第十九話 迅澄の今の実力
迅澄は二人から離れた。
「そう言えば、迅澄さんは武器要らなかったのかな」
「確かに、言ってくれれば僕が出したんだけど」
迅澄が何も言わずに二人から離れたので、何もなしに実力を見せるのかと思った。
「何かあるだろう。見守ろう」
「そうだね」
二人は迅澄を見る。
迅澄は構えた。
それは腰を落として、両手を拳に変えた、よく素人がやりそうな構えだった。
その後、迅澄は色々と徒手空拳を披露した。
「見る限りは素人というには型があるけど、上段者どころか下段者という訳でもない」
「あれだと型を覚えた入門初心者みたいな感じがします」
迅澄の徒手空拳は難しい事をしている訳ではないが、型が確かにあるように二人は見えた。
ある程度やると迅澄は二人の元に戻って来た。
「迅澄は前に何かやってたの?」
「まぁ、色々とね。
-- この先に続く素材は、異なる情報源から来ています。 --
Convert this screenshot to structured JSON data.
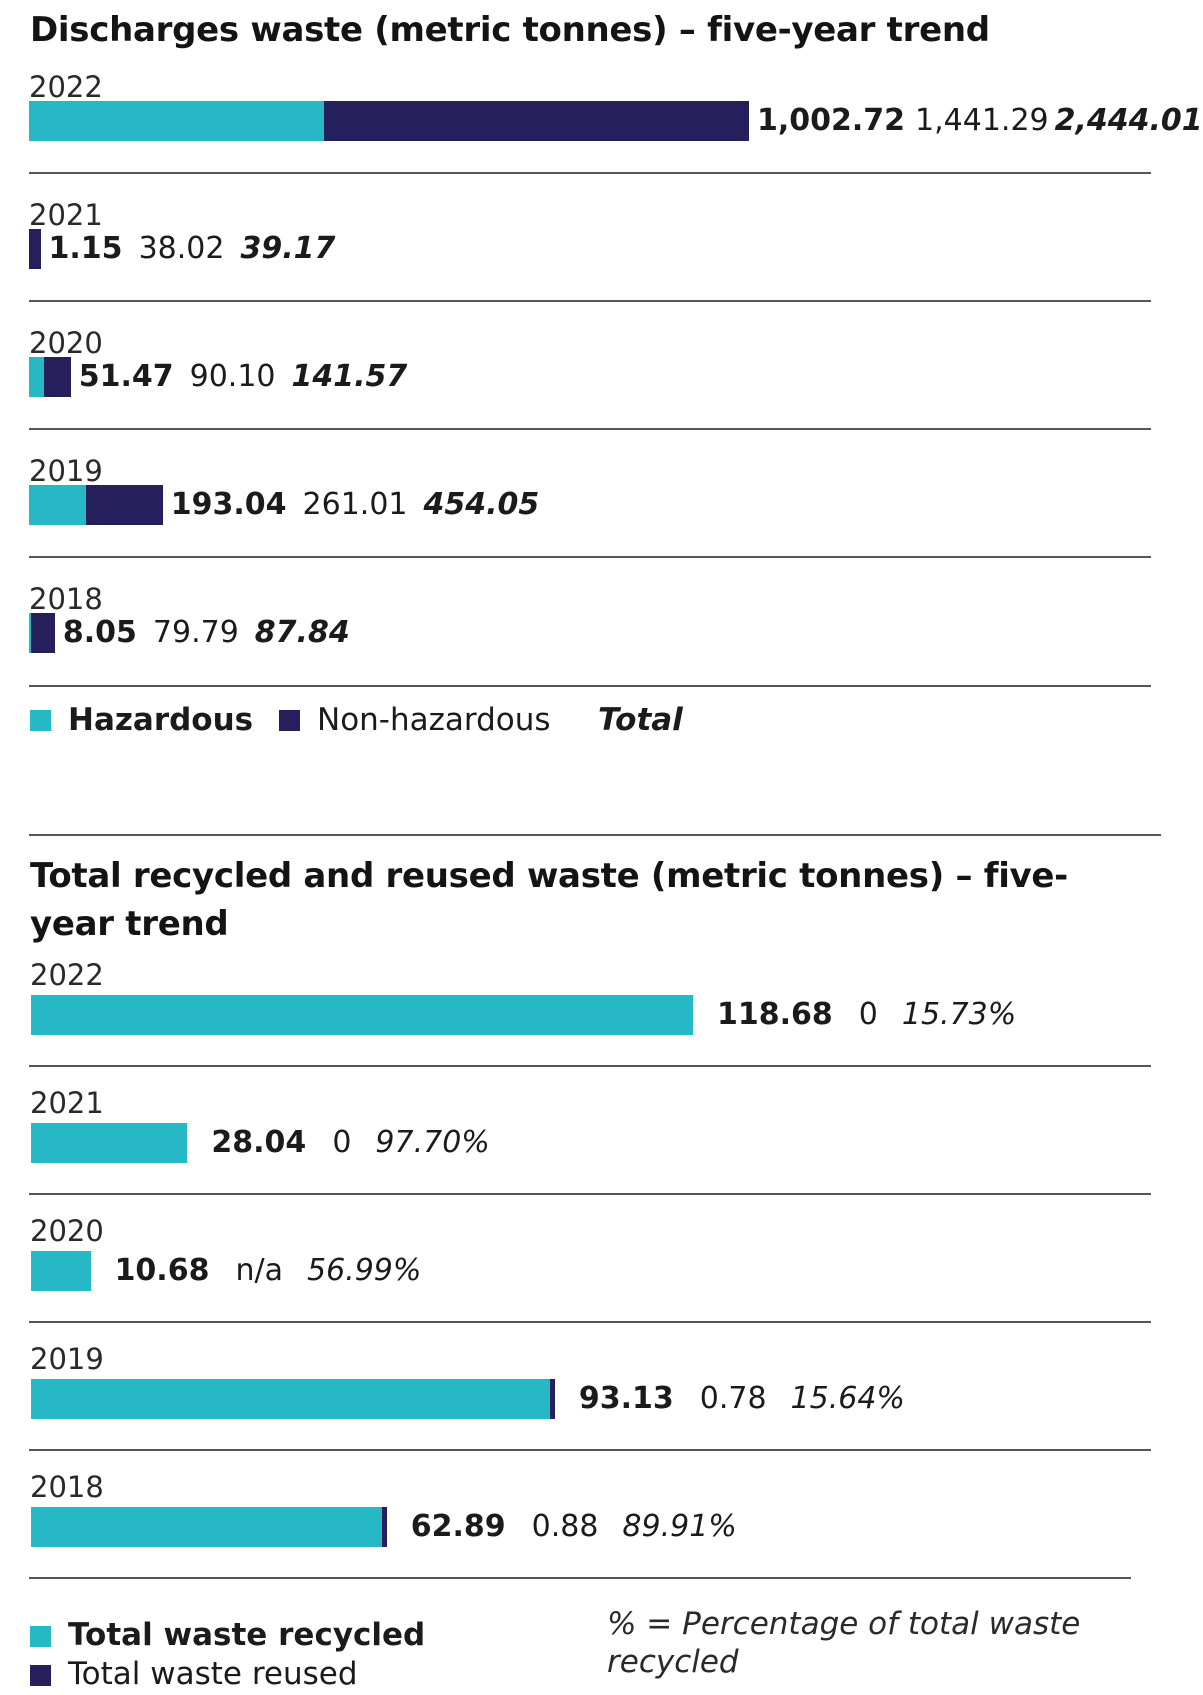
{
  "colors": {
    "hazardous": "#26b8c4",
    "non_hazardous": "#251f5c",
    "recycled": "#26b8c4",
    "reused": "#251f5c",
    "rule": "#555555"
  },
  "chart_data": [
    {
      "type": "bar",
      "orientation": "horizontal",
      "stacked": true,
      "title": "Discharges waste (metric tonnes) – five-year trend",
      "categories": [
        "2022",
        "2021",
        "2020",
        "2019",
        "2018"
      ],
      "series": [
        {
          "name": "Hazardous",
          "values": [
            1002.72,
            1.15,
            51.47,
            193.04,
            8.05
          ],
          "labels": [
            "1,002.72",
            "1.15",
            "51.47",
            "193.04",
            "8.05"
          ]
        },
        {
          "name": "Non-hazardous",
          "values": [
            1441.29,
            38.02,
            90.1,
            261.01,
            79.79
          ],
          "labels": [
            "1,441.29",
            "38.02",
            "90.10",
            "261.01",
            "79.79"
          ]
        }
      ],
      "totals": {
        "name": "Total",
        "values": [
          2444.01,
          39.17,
          141.57,
          454.05,
          87.84
        ],
        "labels": [
          "2,444.01",
          "39.17",
          "141.57",
          "454.05",
          "87.84"
        ]
      },
      "legend": [
        "Hazardous",
        "Non-hazardous",
        "Total"
      ],
      "legend_placement": "bottom-left",
      "grid": false
    },
    {
      "type": "bar",
      "orientation": "horizontal",
      "stacked": true,
      "title": "Total recycled and reused waste (metric tonnes) – five-year trend",
      "categories": [
        "2022",
        "2021",
        "2020",
        "2019",
        "2018"
      ],
      "series": [
        {
          "name": "Total waste recycled",
          "values": [
            118.68,
            28.04,
            10.68,
            93.13,
            62.89
          ],
          "labels": [
            "118.68",
            "28.04",
            "10.68",
            "93.13",
            "62.89"
          ]
        },
        {
          "name": "Total waste reused",
          "values": [
            0,
            0,
            null,
            0.78,
            0.88
          ],
          "labels": [
            "0",
            "0",
            "n/a",
            "0.78",
            "0.88"
          ]
        }
      ],
      "percentages": {
        "values": [
          15.73,
          97.7,
          56.99,
          15.64,
          89.91
        ],
        "labels": [
          "15.73%",
          "97.70%",
          "56.99%",
          "15.64%",
          "89.91%"
        ]
      },
      "legend": [
        "Total waste recycled",
        "Total waste reused"
      ],
      "legend_placement": "bottom-left",
      "note": "% = Percentage of total waste recycled",
      "grid": false
    }
  ]
}
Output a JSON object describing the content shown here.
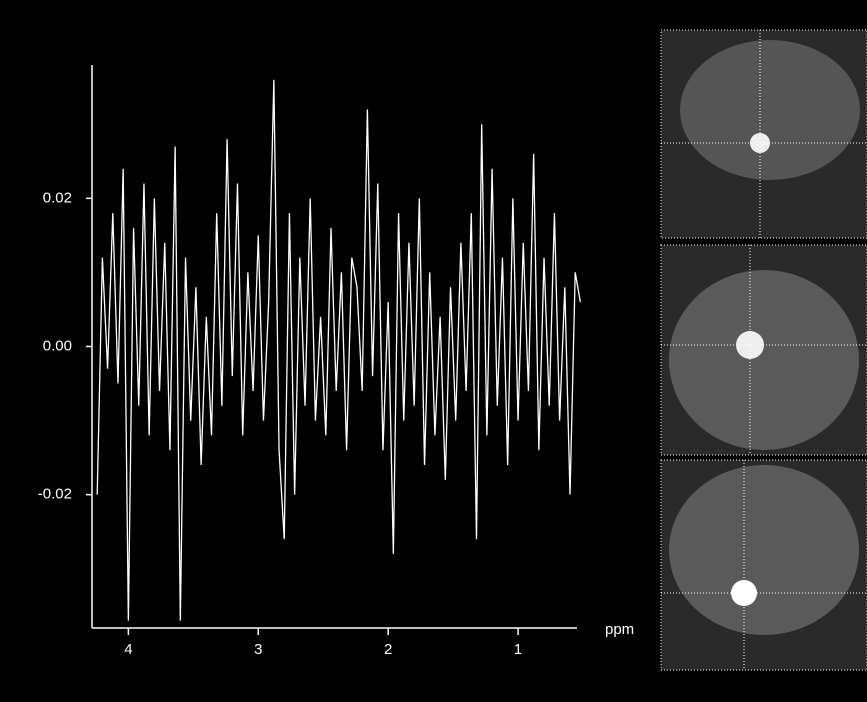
{
  "chart_data": {
    "type": "line",
    "x_label": "ppm",
    "color": "#ffffff",
    "x": [
      4.24,
      4.2,
      4.16,
      4.12,
      4.08,
      4.04,
      4,
      3.96,
      3.92,
      3.88,
      3.84,
      3.8,
      3.76,
      3.72,
      3.68,
      3.64,
      3.6,
      3.56,
      3.52,
      3.48,
      3.44,
      3.4,
      3.36,
      3.32,
      3.28,
      3.24,
      3.2,
      3.16,
      3.12,
      3.08,
      3.04,
      3,
      2.96,
      2.92,
      2.88,
      2.84,
      2.8,
      2.76,
      2.72,
      2.68,
      2.64,
      2.6,
      2.56,
      2.52,
      2.48,
      2.44,
      2.4,
      2.36,
      2.32,
      2.28,
      2.24,
      2.2,
      2.16,
      2.12,
      2.08,
      2.04,
      2,
      1.96,
      1.92,
      1.88,
      1.84,
      1.8,
      1.76,
      1.72,
      1.68,
      1.64,
      1.6,
      1.56,
      1.52,
      1.48,
      1.44,
      1.4,
      1.36,
      1.32,
      1.28,
      1.24,
      1.2,
      1.16,
      1.12,
      1.08,
      1.04,
      1,
      0.96,
      0.92,
      0.88,
      0.84,
      0.8,
      0.76,
      0.72,
      0.68,
      0.64,
      0.6,
      0.56,
      0.52
    ],
    "values": [
      -0.02,
      0.012,
      -0.003,
      0.018,
      -0.005,
      0.024,
      -0.037,
      0.016,
      -0.008,
      0.022,
      -0.012,
      0.02,
      -0.006,
      0.014,
      -0.014,
      0.027,
      -0.037,
      0.012,
      -0.01,
      0.008,
      -0.016,
      0.004,
      -0.012,
      0.018,
      -0.008,
      0.028,
      -0.004,
      0.022,
      -0.012,
      0.01,
      -0.006,
      0.015,
      -0.01,
      0.006,
      0.036,
      -0.014,
      -0.026,
      0.018,
      -0.02,
      0.012,
      -0.008,
      0.02,
      -0.01,
      0.004,
      -0.012,
      0.016,
      -0.006,
      0.01,
      -0.014,
      0.012,
      0.008,
      -0.006,
      0.032,
      -0.004,
      0.022,
      -0.014,
      0.006,
      -0.028,
      0.018,
      -0.01,
      0.014,
      -0.008,
      0.02,
      -0.016,
      0.01,
      -0.012,
      0.004,
      -0.018,
      0.008,
      -0.01,
      0.014,
      -0.006,
      0.018,
      -0.026,
      0.03,
      -0.012,
      0.024,
      -0.008,
      0.012,
      -0.016,
      0.02,
      -0.01,
      0.014,
      -0.006,
      0.026,
      -0.014,
      0.012,
      -0.008,
      0.018,
      -0.01,
      0.008,
      -0.02,
      0.01,
      0.006
    ],
    "xlim": [
      4.28,
      0.5
    ],
    "xticks": [
      4,
      3,
      2,
      1
    ],
    "ylim": [
      -0.038,
      0.038
    ],
    "yticks": [
      -0.02,
      {
        "value": 0,
        "label": "0.00"
      },
      0.02
    ]
  }
}
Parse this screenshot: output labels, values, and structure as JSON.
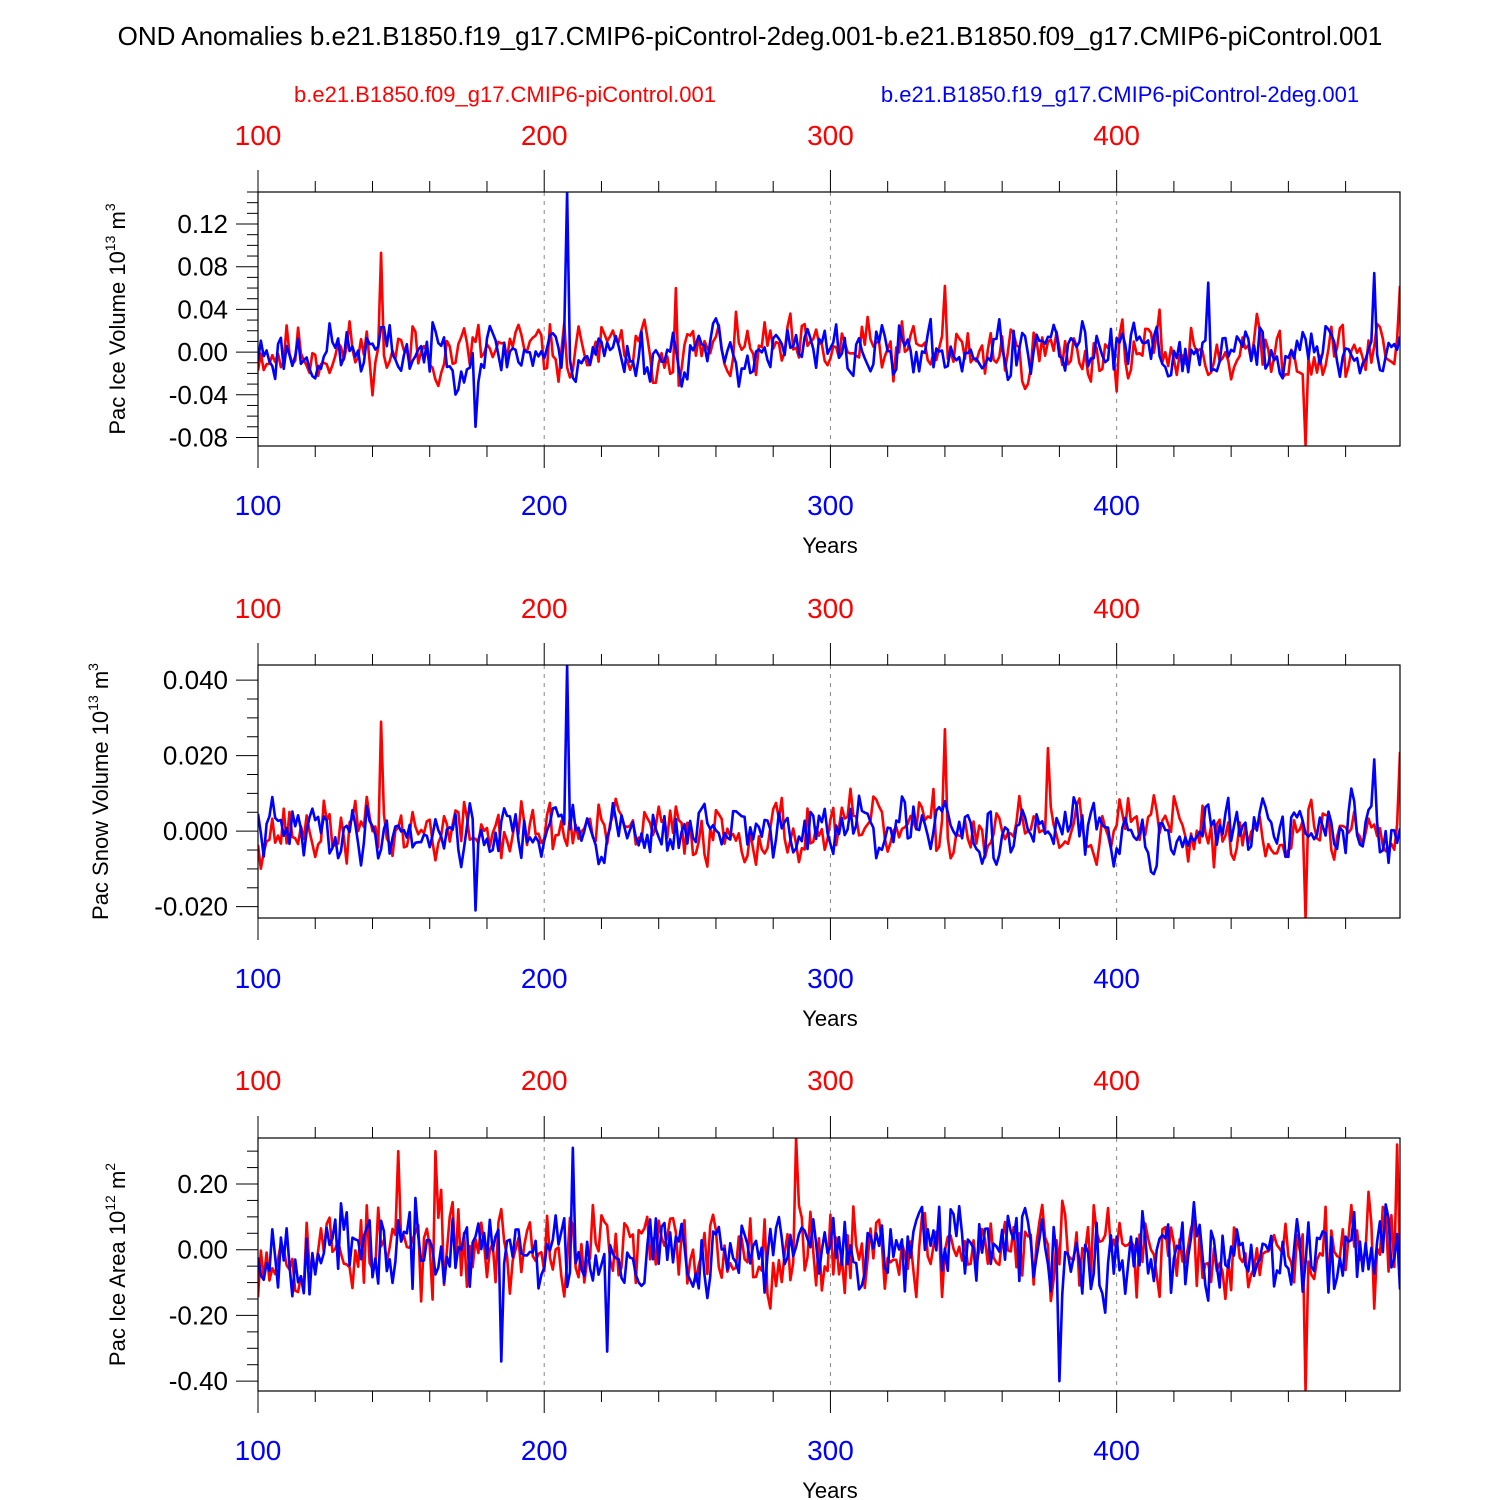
{
  "title": "OND Anomalies b.e21.B1850.f19_g17.CMIP6-piControl-2deg.001-b.e21.B1850.f09_g17.CMIP6-piControl.001",
  "legend": {
    "red_label": "b.e21.B1850.f09_g17.CMIP6-piControl.001",
    "blue_label": "b.e21.B1850.f19_g17.CMIP6-piControl-2deg.001"
  },
  "colors": {
    "red": "#ff0000",
    "blue": "#0000ff",
    "axis": "#000000",
    "grid": "#888888"
  },
  "chart_data": [
    {
      "type": "line",
      "title": "",
      "ylabel": "Pac Ice Volume 10^13 m^3",
      "ylabel_main": "Pac Ice Volume 10",
      "ylabel_exp": "13",
      "ylabel_unit": " m",
      "ylabel_unit_exp": "3",
      "xlabel": "Years",
      "xlim": [
        100,
        499
      ],
      "ylim": [
        -0.088,
        0.15
      ],
      "x_ticks": [
        100,
        200,
        300,
        400
      ],
      "x_tick_labels": [
        "100",
        "200",
        "300",
        "400"
      ],
      "y_ticks": [
        -0.08,
        -0.04,
        0.0,
        0.04,
        0.08,
        0.12
      ],
      "y_tick_labels": [
        "-0.08",
        "-0.04",
        "0.00",
        "0.04",
        "0.08",
        "0.12"
      ],
      "series": [
        {
          "name": "b.e21.B1850.f09_g17.CMIP6-piControl.001",
          "color": "red",
          "x_start": 100,
          "x_end": 499,
          "seed": 11,
          "amp": 0.024,
          "ar": 0.3,
          "spikes": [
            [
              143,
              0.093
            ],
            [
              246,
              0.06
            ],
            [
              340,
              0.062
            ],
            [
              466,
              -0.087
            ],
            [
              499,
              0.062
            ]
          ]
        },
        {
          "name": "b.e21.B1850.f19_g17.CMIP6-piControl-2deg.001",
          "color": "blue",
          "x_start": 100,
          "x_end": 499,
          "seed": 23,
          "amp": 0.022,
          "ar": 0.4,
          "spikes": [
            [
              208,
              0.15
            ],
            [
              176,
              -0.07
            ],
            [
              432,
              0.065
            ],
            [
              490,
              0.074
            ]
          ]
        }
      ]
    },
    {
      "type": "line",
      "title": "",
      "ylabel": "Pac Snow Volume 10^13 m^3",
      "ylabel_main": "Pac Snow Volume 10",
      "ylabel_exp": "13",
      "ylabel_unit": " m",
      "ylabel_unit_exp": "3",
      "xlabel": "Years",
      "xlim": [
        100,
        499
      ],
      "ylim": [
        -0.023,
        0.044
      ],
      "x_ticks": [
        100,
        200,
        300,
        400
      ],
      "x_tick_labels": [
        "100",
        "200",
        "300",
        "400"
      ],
      "y_ticks": [
        -0.02,
        0.0,
        0.02,
        0.04
      ],
      "y_tick_labels": [
        "-0.020",
        "0.000",
        "0.020",
        "0.040"
      ],
      "series": [
        {
          "name": "b.e21.B1850.f09_g17.CMIP6-piControl.001",
          "color": "red",
          "x_start": 100,
          "x_end": 499,
          "seed": 37,
          "amp": 0.0068,
          "ar": 0.3,
          "spikes": [
            [
              143,
              0.029
            ],
            [
              340,
              0.027
            ],
            [
              376,
              0.022
            ],
            [
              466,
              -0.023
            ],
            [
              499,
              0.021
            ]
          ]
        },
        {
          "name": "b.e21.B1850.f19_g17.CMIP6-piControl-2deg.001",
          "color": "blue",
          "x_start": 100,
          "x_end": 499,
          "seed": 41,
          "amp": 0.0062,
          "ar": 0.4,
          "spikes": [
            [
              208,
              0.044
            ],
            [
              176,
              -0.021
            ],
            [
              490,
              0.019
            ]
          ]
        }
      ]
    },
    {
      "type": "line",
      "title": "",
      "ylabel": "Pac Ice Area 10^12 m^2",
      "ylabel_main": "Pac Ice Area 10",
      "ylabel_exp": "12",
      "ylabel_unit": " m",
      "ylabel_unit_exp": "2",
      "xlabel": "Years",
      "xlim": [
        100,
        499
      ],
      "ylim": [
        -0.43,
        0.34
      ],
      "x_ticks": [
        100,
        200,
        300,
        400
      ],
      "x_tick_labels": [
        "100",
        "200",
        "300",
        "400"
      ],
      "y_ticks": [
        -0.4,
        -0.2,
        0.0,
        0.2
      ],
      "y_tick_labels": [
        "-0.40",
        "-0.20",
        "0.00",
        "0.20"
      ],
      "series": [
        {
          "name": "b.e21.B1850.f09_g17.CMIP6-piControl.001",
          "color": "red",
          "x_start": 100,
          "x_end": 499,
          "seed": 53,
          "amp": 0.12,
          "ar": 0.1,
          "spikes": [
            [
              288,
              0.34
            ],
            [
              466,
              -0.43
            ],
            [
              498,
              0.32
            ],
            [
              149,
              0.3
            ],
            [
              162,
              0.3
            ]
          ]
        },
        {
          "name": "b.e21.B1850.f19_g17.CMIP6-piControl-2deg.001",
          "color": "blue",
          "x_start": 100,
          "x_end": 499,
          "seed": 67,
          "amp": 0.11,
          "ar": 0.1,
          "spikes": [
            [
              210,
              0.31
            ],
            [
              185,
              -0.34
            ],
            [
              380,
              -0.4
            ],
            [
              222,
              -0.31
            ]
          ]
        }
      ]
    }
  ]
}
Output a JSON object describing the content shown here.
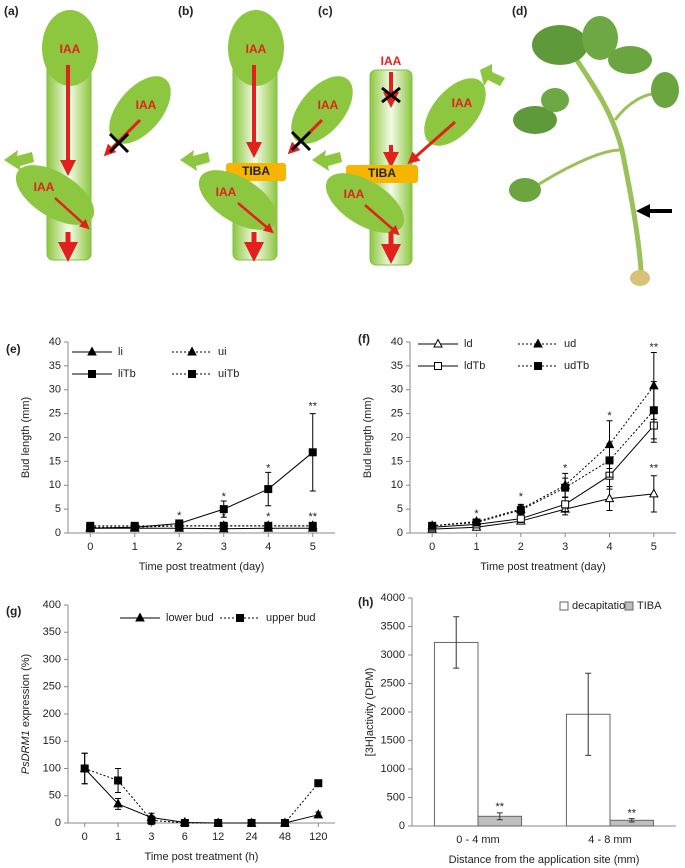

だけど数日、数週間、数ヶ月で辞めたけどね」
迅澄は楽しみを探すために色々とやっていた。
だけど、どれもそうは思わず、辞めていった。
「太助、竹刀を生成してくれ」
迅澄は太助に竹刀を生成するように頼む。
「竹刀?剣道もやっていたのか?」
「あぁ、だけど素振りだけね。実際に試合とかはしていない」
「そうか」
太助は竹刀を生成し、迅澄に渡す。
そしてまた、迅澄は二人から離れる。
二人は迅澄の素振りを見てみると、
「意外と速さがない?」
「私から見て、音はしないものの、速さはありますね。という事はそれなりに腕力があると思います」
太助は迅澄の素振りを見て、速さがあると思い、小雨に問うと、小雨は剣を持つ者として分析し、あると肯定する。
迅澄は約百回やると、戻って来た。
「迅澄は他にどんな武器が使えるんだ?」
「ナイフ系の小さな剣、槍、薙刀、鎌、鎖鎌、弓、弩、銃とかかな」
「どこでそんなに覚えれるんだ!」
太助は迅澄のできる武器の数に驚きを隠せなかった。
剣道だけでなく、槍や薙刀、弓、鎌(草鎌)というならあるだろうが、鎖鎌や弩、銃なんてどこで覚えるのだろうかと小雨も思っていた。
「でも、どれも初期だけだよ」
その後、順番に太助が武器を生成し、迅澄を観察する二人。
「どれも使えている…」
「まぁ、使えるだけだよ」
「いや、一般的にあんなに使えないと思いますが?」
本当に使えるんだと思う太助。
迅澄は使えるだけで、特に意味はないよと返した。
小雨は一般人(武道の家系やフェアベルゲン以外)あんなに使えないと言う。
迅澄があれだけ使えるのは迅澄が必死で調べ、見つけた道場に両親が行かせてくれた事である。
迅澄は両親に自分が楽しくやっていると思わせているが、実際はバレており、迅澄のする事ならば、あまり拒否しないようにしている。
だから、今回も行かせているし、今度こそ楽しんでくれると信じている。
迅澄の実力を一通り見た二人は今度どうするかを決める。